Is your radio brand just a radio brand?
This past holiday season one movie changed what it means to be a “movie,” and there’s a lesson wrapped up in that change for any radio brand, too.
What makes this different is that they’re not just using pre-existing assets [and repurposing them across channels]. They’re taking a core asset (WILL FERRELL) and investing the time and money to create BRAND NEW PIECES OF CONTENT that they can customize and target AT ANY SEGMENT OF THEIR AUDIENCE.
This extra effort puts their “core asset” in the path of large audiences of many other brands – not by a promo or a spot, but by the addition of unique and compelling content which adds value to the partner brand and attracts more consumers to the movie theater turnstiles and the stream of spinoff content (sequels, DVD’s) that depend on them.

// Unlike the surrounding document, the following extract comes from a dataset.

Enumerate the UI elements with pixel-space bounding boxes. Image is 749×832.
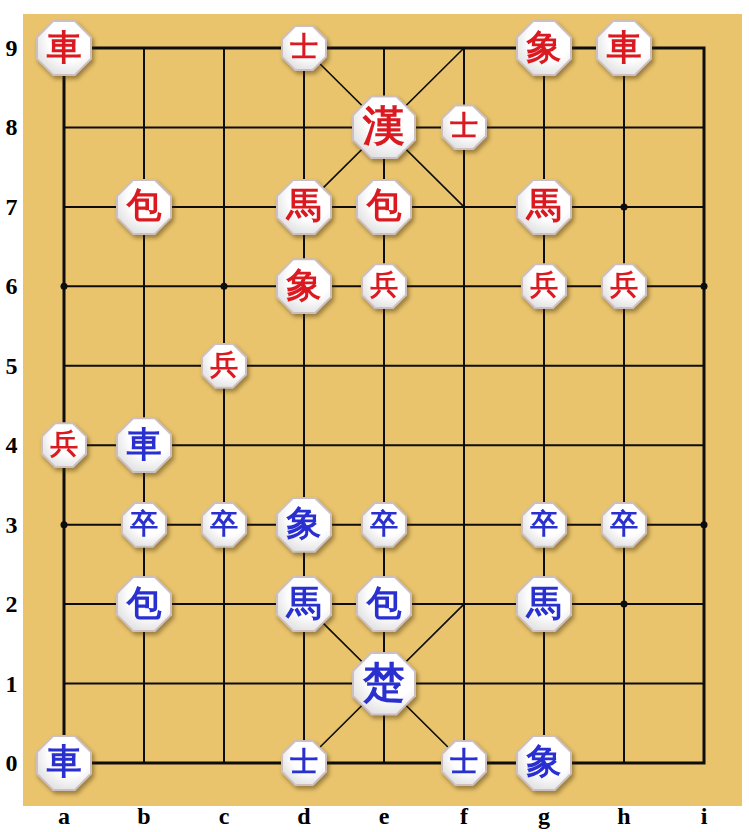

The end result: Everybody’s happy.
Assuming, of course, that all that incremental attention translates to the box office – and in this case it did not.
But the bar is high for a major motion picture – particularly one based off a ten-year-old original that has been televised hundreds of times. It costs time, money, and effort to see a movie on the big screen, after all – and mediocre word-of-mouth on the film didn’t help.
Listening to your radio brand, however, remains free and easy. See a morning show do something funny on TV? What does it cost to check them out tomorrow on the radio? Nothing!
So what is your “core asset”? How can you put that core asset in the way of the audiences of other brands such that it adds content to those brands while also attracting their consumers to your brand?